Still, Bader clearly had the means to dole out $450.3 million at the auction for the painting, titled, “Salvator Mundi” — the most expensive piece of art ever sold at auction.
The Times has a lengthy piece about Prince Bader and his purchase, but here are some of the most intriguing highlights:
For Prince Bader, paying such an unprecedented sum for a painting of Christ also risked offending the religious sensibilities of his Muslim countrymen. Muslims teach that Jesus was not the savior but a prophet. And most Muslims — especially the clerics of Saudi Arabia — consider the artistic depiction of any of the prophets to be a form of sacrilege.

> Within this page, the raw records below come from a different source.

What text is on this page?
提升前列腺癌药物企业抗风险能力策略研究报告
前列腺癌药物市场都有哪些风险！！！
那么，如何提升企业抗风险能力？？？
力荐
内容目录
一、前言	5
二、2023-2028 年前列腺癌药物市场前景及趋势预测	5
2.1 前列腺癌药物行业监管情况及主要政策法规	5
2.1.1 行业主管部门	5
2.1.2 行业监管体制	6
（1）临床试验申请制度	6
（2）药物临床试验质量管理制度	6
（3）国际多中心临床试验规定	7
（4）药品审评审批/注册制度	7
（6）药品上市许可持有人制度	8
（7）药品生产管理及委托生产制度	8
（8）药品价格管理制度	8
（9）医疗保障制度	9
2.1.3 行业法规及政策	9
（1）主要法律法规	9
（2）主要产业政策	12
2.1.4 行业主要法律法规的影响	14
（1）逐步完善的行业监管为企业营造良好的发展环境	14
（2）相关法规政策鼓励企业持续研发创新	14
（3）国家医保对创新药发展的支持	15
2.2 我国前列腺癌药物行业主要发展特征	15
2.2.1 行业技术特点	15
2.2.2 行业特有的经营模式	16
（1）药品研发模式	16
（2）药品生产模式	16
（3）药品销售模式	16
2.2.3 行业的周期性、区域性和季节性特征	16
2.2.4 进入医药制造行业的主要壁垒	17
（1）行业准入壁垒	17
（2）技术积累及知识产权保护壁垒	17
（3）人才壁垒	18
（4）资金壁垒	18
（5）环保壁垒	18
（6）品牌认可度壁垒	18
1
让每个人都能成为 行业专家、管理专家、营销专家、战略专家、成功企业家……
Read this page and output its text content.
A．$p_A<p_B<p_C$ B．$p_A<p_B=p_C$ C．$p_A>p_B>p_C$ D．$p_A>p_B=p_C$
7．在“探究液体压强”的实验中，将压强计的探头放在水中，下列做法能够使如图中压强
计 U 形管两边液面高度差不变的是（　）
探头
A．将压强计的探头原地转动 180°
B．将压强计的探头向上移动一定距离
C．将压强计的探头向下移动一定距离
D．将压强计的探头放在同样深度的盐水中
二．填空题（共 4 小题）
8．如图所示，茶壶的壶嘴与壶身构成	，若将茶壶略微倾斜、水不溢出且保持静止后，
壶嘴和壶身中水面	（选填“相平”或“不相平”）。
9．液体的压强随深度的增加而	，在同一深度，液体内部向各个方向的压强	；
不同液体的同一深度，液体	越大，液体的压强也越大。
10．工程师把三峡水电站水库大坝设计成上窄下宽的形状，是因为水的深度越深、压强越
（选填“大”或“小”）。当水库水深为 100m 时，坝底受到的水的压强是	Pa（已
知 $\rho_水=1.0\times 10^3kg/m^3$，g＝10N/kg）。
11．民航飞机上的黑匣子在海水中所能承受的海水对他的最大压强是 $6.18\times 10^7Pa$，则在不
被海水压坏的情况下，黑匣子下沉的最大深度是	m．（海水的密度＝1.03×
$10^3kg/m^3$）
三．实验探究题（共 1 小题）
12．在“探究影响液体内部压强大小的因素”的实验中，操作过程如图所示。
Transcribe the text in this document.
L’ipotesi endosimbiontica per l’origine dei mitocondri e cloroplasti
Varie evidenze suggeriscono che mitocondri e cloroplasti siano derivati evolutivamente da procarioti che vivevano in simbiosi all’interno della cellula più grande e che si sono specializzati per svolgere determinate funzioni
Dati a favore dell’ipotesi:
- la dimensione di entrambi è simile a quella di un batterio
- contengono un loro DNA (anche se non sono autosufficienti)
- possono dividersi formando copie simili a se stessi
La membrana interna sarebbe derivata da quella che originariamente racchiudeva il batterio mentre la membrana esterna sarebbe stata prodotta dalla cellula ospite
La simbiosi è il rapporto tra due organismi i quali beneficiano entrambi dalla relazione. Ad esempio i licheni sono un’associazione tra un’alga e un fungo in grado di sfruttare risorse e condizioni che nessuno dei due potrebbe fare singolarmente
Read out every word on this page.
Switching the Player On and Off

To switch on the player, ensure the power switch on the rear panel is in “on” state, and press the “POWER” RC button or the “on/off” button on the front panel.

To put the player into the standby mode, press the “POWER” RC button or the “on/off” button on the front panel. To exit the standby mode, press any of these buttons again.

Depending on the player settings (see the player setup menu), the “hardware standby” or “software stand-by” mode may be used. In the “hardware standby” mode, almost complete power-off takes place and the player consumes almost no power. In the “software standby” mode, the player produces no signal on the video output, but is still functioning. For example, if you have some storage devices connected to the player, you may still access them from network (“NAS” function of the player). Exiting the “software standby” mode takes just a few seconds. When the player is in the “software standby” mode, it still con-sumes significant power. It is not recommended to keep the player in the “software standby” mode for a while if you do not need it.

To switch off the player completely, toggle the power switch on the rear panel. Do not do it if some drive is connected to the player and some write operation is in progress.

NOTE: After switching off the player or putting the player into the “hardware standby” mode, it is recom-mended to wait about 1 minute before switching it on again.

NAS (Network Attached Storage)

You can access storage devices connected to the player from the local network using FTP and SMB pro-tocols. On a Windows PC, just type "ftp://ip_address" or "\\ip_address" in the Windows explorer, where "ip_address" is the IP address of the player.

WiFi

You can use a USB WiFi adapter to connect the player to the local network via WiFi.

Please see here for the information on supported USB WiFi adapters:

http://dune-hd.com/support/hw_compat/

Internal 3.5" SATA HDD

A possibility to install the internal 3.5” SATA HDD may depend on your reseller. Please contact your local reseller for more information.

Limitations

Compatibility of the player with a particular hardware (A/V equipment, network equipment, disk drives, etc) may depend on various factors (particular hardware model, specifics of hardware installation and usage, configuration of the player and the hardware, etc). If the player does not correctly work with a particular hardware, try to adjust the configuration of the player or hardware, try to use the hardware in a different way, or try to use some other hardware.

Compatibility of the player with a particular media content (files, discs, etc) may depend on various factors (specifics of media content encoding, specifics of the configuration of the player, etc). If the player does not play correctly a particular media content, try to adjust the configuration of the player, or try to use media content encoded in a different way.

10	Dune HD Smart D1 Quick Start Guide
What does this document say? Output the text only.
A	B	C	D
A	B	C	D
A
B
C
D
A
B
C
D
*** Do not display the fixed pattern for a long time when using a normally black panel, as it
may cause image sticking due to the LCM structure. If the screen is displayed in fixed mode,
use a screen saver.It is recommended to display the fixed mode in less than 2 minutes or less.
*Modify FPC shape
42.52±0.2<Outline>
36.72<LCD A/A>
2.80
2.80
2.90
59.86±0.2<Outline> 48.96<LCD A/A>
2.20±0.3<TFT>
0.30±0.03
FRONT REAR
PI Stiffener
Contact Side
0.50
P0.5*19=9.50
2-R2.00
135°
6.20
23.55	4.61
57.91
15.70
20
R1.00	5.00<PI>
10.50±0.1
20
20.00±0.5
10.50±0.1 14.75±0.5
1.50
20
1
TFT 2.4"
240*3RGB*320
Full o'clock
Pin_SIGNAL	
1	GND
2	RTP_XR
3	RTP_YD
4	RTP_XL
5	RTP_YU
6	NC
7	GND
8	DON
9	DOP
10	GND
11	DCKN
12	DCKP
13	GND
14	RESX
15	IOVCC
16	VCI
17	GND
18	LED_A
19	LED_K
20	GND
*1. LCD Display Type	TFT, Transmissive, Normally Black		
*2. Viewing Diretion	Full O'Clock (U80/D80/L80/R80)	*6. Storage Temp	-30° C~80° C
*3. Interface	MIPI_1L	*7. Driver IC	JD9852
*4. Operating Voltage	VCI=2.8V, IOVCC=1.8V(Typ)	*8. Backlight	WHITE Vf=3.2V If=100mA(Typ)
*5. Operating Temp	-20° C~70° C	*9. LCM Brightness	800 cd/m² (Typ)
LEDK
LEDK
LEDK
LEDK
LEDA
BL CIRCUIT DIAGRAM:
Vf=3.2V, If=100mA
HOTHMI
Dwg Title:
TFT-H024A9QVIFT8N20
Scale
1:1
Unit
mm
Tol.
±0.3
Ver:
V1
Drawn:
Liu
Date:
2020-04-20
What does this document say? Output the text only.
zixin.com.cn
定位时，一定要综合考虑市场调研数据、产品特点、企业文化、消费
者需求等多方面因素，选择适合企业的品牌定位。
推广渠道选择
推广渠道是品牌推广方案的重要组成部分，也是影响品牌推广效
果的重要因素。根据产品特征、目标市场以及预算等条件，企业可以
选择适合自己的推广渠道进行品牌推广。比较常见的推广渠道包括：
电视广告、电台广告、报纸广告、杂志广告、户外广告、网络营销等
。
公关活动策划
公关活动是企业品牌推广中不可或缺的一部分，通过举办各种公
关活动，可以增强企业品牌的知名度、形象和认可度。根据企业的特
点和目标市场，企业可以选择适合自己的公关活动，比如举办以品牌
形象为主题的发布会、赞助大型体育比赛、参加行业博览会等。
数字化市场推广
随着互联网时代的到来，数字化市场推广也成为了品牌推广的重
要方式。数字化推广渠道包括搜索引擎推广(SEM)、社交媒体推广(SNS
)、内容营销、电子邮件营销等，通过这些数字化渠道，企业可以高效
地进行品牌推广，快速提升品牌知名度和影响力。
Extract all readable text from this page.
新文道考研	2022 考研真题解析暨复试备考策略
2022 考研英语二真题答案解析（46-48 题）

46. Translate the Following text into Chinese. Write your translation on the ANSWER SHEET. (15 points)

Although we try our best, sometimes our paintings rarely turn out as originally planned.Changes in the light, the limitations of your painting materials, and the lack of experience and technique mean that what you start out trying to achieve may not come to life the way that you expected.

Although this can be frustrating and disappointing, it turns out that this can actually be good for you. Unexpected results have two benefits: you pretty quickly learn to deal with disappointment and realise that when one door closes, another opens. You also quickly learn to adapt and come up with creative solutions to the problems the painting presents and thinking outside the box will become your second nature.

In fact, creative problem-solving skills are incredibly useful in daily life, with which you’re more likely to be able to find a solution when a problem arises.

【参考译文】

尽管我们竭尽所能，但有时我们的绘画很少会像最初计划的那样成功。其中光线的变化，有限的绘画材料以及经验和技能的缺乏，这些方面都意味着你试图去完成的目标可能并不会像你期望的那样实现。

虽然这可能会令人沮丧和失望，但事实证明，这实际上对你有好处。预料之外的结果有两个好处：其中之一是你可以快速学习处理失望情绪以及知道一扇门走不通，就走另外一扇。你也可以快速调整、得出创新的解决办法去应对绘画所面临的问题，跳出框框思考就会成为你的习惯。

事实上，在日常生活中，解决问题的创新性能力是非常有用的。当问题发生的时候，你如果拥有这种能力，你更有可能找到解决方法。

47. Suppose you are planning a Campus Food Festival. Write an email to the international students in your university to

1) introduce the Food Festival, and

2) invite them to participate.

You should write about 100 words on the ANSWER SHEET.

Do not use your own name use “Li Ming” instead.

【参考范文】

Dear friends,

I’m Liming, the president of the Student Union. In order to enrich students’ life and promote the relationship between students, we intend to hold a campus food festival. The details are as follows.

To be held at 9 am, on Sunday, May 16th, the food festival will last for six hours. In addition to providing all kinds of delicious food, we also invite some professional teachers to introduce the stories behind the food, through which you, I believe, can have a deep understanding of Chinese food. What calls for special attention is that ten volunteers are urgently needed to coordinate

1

Prince Bader comes from a lesser branch of the royal family, the Farhan, who are descended from a brother of an 18th-century Saudi ruler. They do not trace their lineage to the founder of the modern kingdom, King Abdulaziz ibn Saud. But Prince Bader is a contemporary of Prince Mohammed. They attended King Saud University in Riyadh around the same time, if not together. And after King Salman, now 81, took the throne in 2015 and appointed Prince Mohammed to run much of the government, he named Prince Bader to high-profile positions, including one closely linked to the family.
As Faithwire previously reported, “Salvator Mundi,” has been the focal point of discussions in art circles in recent years, especially considering that so few of da Vinci’s paintings are still in existence.
“This stunning price reflects the extreme rarity of paintings by Leonardo da Vinci,” read a statement last month from Christie’s auction house. “There are fewer than 20 in existence acknowledged as being from the artist’s own hand, and all apart from Salvator Mundi are in museum collections.”